Çeşitli dinlerden ve cemaatlerden 80 kadar yaşlı insan, kendilerine ait odalarda, kendi eşyalarıyla, isterlerse gündüzleri dışarı çıkıp akşamları geri dönerek yaşıyorlar. Bakıma muhtaç olanlar ise revire alınıyor.
İçeri girildiğinde, resepsiyonun arkasındaki duvarda büyük bir pano çarpıyor göze. 1838'den 1900'lere dek kuruma bağışta bulunanların adları var. Sultan Abdülmecit'in ardından, Sultan Abdülaziz de birkaç kez, toplam yaklaşık on sekiz bin kuruşluk yardım yapmış.
Tanıdık başka adlar da var bağışçıların arasında. Örneğin 1872'deki hayırseverlerin arasında Francesco Della Sudda, nam-ı diğer Faik Paşa göze çarpıyor. Kendisi, başta bugünkü AFM sinemalarının karşısındaki olmak üzere Pera'nın çeşitli yerlerinde eczanelere sahipti. Saray sonunda onu Paşa unvanıyla onurlandırmıştı. Bugün Yunan Konsolosluğu'nun bulunduğu Turnacıbaşı Sokak'tan, Galatasaray Lisesi'nin arkasındaki Hayriye Caddesi'ne bağlanan upuzun Faik Paşa yokuşunun adı da, işte bu eczacıların paşasından geliyor.
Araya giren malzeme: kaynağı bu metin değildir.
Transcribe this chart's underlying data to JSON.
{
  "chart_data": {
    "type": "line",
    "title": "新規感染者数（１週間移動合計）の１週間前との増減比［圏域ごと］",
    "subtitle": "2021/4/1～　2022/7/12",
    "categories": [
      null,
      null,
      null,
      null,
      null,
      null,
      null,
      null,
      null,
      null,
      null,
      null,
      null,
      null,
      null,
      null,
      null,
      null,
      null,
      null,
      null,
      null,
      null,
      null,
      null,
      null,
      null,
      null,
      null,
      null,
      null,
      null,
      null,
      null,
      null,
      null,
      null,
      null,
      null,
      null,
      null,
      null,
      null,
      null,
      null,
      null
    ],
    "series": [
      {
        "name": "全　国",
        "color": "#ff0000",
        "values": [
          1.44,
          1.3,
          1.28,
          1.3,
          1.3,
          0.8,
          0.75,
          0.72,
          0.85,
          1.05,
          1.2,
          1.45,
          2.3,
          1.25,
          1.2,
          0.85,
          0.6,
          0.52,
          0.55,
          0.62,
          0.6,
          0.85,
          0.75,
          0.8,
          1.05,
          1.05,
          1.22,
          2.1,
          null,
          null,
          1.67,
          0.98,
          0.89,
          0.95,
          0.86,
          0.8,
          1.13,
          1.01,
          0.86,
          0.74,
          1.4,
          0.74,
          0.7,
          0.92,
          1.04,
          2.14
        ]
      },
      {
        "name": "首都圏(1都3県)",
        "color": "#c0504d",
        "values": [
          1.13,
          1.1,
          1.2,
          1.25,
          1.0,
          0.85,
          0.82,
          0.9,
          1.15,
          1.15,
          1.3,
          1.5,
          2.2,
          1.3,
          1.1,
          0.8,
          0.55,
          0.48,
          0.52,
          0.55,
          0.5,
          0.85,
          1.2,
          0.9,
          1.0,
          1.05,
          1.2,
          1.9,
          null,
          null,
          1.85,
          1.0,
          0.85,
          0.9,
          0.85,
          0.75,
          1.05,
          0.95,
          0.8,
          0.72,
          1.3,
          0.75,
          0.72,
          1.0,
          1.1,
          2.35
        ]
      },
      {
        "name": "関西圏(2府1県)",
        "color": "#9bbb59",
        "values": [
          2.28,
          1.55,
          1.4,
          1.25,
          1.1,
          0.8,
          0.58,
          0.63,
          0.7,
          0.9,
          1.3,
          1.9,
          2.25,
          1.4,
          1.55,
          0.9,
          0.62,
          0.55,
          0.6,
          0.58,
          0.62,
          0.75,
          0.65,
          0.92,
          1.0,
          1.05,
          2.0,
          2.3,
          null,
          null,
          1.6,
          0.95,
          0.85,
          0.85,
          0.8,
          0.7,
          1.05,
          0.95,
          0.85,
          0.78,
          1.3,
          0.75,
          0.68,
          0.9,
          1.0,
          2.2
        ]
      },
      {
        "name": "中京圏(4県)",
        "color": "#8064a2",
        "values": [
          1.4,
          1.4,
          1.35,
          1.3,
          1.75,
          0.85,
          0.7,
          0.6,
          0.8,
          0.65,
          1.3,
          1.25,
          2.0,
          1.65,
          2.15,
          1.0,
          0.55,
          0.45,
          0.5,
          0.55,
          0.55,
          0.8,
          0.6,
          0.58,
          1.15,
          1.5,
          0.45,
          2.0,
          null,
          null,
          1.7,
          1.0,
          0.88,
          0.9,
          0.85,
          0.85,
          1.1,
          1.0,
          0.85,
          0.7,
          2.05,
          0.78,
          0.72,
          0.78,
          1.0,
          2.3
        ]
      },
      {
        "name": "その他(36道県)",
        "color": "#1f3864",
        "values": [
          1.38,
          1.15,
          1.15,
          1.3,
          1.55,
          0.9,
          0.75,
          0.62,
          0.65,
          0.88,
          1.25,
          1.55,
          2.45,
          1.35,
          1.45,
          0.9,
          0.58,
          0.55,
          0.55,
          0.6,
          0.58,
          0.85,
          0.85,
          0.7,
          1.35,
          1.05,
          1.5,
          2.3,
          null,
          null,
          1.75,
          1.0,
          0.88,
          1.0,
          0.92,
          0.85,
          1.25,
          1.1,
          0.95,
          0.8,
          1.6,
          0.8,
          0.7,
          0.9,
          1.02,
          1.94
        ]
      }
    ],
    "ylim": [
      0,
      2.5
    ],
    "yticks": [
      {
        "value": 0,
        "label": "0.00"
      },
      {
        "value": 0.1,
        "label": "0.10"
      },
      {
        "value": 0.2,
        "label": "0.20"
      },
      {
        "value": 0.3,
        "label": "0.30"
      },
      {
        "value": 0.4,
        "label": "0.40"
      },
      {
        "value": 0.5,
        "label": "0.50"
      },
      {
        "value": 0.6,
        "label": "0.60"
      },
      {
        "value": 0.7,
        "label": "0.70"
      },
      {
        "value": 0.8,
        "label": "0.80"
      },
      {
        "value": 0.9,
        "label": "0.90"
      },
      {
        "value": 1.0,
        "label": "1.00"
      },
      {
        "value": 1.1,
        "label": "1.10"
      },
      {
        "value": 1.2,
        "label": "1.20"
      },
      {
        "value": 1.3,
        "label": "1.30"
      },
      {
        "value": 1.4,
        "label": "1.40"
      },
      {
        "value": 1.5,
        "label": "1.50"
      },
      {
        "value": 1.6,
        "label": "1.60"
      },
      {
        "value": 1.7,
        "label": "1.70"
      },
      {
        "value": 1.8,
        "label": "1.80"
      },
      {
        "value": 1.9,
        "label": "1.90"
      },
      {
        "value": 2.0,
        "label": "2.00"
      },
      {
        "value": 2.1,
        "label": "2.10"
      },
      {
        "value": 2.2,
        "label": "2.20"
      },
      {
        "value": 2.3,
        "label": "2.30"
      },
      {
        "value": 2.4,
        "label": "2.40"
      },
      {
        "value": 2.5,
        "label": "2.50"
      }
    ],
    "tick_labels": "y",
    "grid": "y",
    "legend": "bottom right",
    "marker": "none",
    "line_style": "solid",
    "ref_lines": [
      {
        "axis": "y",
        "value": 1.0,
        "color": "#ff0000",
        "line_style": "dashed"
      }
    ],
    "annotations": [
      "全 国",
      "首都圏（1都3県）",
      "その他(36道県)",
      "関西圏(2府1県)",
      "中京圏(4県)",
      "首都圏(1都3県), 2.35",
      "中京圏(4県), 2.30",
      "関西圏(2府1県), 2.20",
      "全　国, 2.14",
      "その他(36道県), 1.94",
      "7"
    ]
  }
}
İkinci tanıdık isim, Corpi'ninki. Bu aile Sakız Adası'ndan göçmüştü İstanbul'a. Amerikan Konsolosluğu'nun uzun süre işgal ettiği Tepebaşı'ndaki bina da, işte bu ailenin mülküydü ve "Palazzo Corpi" diye anılırdı, yani Corpi Sarayı.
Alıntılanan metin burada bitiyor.